Женя и Лапа пить не стали. Мне и подумать о спирте было невыносимо. Рвотная муть ходила где-то под горлом.
Просидели минут десять в тишине. Только качались как маятники. Потом Бесноватый вдруг заорал: «Не могу. Душа болит!»
Выхватил у Лапы из рук бутылку и прямо из горлышка быстро допил ее. Кинул пустую бутылку на пол. Стало ясно, что он сейчас разбушуется, как шторм.
Я попытался его урезонить: «Жень, ты бы сел. Скоро уже к Москве подъедем. Если будешь бушевать, менты на вокзале пристанут. Ты сам знаешь, в праздники они как мухи злые. А нам еще на метро ехать».

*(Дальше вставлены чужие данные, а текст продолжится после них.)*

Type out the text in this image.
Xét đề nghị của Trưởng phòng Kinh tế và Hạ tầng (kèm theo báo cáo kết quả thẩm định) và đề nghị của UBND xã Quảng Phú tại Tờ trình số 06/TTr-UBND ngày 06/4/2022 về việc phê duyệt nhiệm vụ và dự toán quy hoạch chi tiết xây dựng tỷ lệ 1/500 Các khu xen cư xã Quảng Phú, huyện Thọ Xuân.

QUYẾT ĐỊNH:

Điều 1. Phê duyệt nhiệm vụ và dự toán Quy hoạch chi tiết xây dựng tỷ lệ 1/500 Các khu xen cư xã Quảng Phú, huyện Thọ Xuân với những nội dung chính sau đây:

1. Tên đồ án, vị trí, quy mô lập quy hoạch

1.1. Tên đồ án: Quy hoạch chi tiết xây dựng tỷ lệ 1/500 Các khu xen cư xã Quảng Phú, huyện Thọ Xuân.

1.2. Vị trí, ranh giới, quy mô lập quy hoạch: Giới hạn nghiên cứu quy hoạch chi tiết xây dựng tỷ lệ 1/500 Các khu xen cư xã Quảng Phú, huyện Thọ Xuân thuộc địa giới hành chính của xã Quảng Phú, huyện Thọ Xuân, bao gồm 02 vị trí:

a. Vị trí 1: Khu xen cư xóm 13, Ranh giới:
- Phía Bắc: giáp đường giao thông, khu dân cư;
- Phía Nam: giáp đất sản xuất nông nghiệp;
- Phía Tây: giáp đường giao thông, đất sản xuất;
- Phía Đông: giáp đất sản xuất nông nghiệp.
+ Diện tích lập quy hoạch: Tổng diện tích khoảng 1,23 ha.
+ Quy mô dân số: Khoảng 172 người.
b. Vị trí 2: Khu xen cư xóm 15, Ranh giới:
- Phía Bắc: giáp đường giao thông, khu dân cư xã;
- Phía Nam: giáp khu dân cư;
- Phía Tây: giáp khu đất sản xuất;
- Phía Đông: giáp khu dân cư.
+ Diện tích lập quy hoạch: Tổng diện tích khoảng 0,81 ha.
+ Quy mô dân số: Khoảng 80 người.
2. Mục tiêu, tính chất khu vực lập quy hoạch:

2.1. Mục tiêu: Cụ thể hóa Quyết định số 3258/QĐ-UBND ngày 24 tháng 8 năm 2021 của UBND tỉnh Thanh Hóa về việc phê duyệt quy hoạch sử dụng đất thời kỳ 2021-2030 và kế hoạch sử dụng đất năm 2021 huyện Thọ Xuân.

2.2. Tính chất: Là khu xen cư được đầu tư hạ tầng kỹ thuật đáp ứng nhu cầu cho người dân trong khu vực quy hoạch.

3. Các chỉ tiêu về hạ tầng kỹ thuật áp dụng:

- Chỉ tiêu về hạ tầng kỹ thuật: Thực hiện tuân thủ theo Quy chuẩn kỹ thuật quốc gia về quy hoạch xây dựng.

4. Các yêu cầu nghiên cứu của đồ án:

В ответ на это Бесноватый прорычал: «Иди ты... Советчик, бля! Жидюга! Я тебя знать не знаю, тварь. Чего приебался? Менты? Насрать на ментов. Москва? Ебал я твою Москву! Понял? Праздники? Да насрал я на твои праздники. Уу, гад, раздавлю!»
Он схватил меня за горло и начал душить. У меня в глазах почернело. Я попытался отодрать его руки, но это было все равно, что отдирать рельсы от шпал. Мелькнула мысль: «Конец истории...»
Тут, как мне потом рассказал Лапа, Женю ударил Стасик. В грудь. И как косой скосил. Бесноватый расцепил свои клешни, опрокинулся, упал. Падая, ударился затылком о железную ручку на сиденье. Захрипел.
Мы с трудом подняли его и положили на лавку. Лапа достал закатившуюся под сиденье бутылку и вылил остатки спирта на рану на затылке. Выглядел Женя жалким и страшным. Черные с проседью волосы сбились в перья. Кровь залила шею и капала на пол. Лицо посинело. Глаза закатились. Пальцы скрючились, ногти почернели. До нас не сразу дошло, что наш приятель умер.
КУПАЛА
Накануне мне приснился сон. Будто я среди домов... плаваю. В потустороннем городе. Улиц и тротуаров там нет, везде вода. Нет ни людей, ни деревьев. Только огромные прямоугольные дома стоят в воде. Вода белая, тяжелая. А у домов - темные стены. Будто из самой тьмы спресованные.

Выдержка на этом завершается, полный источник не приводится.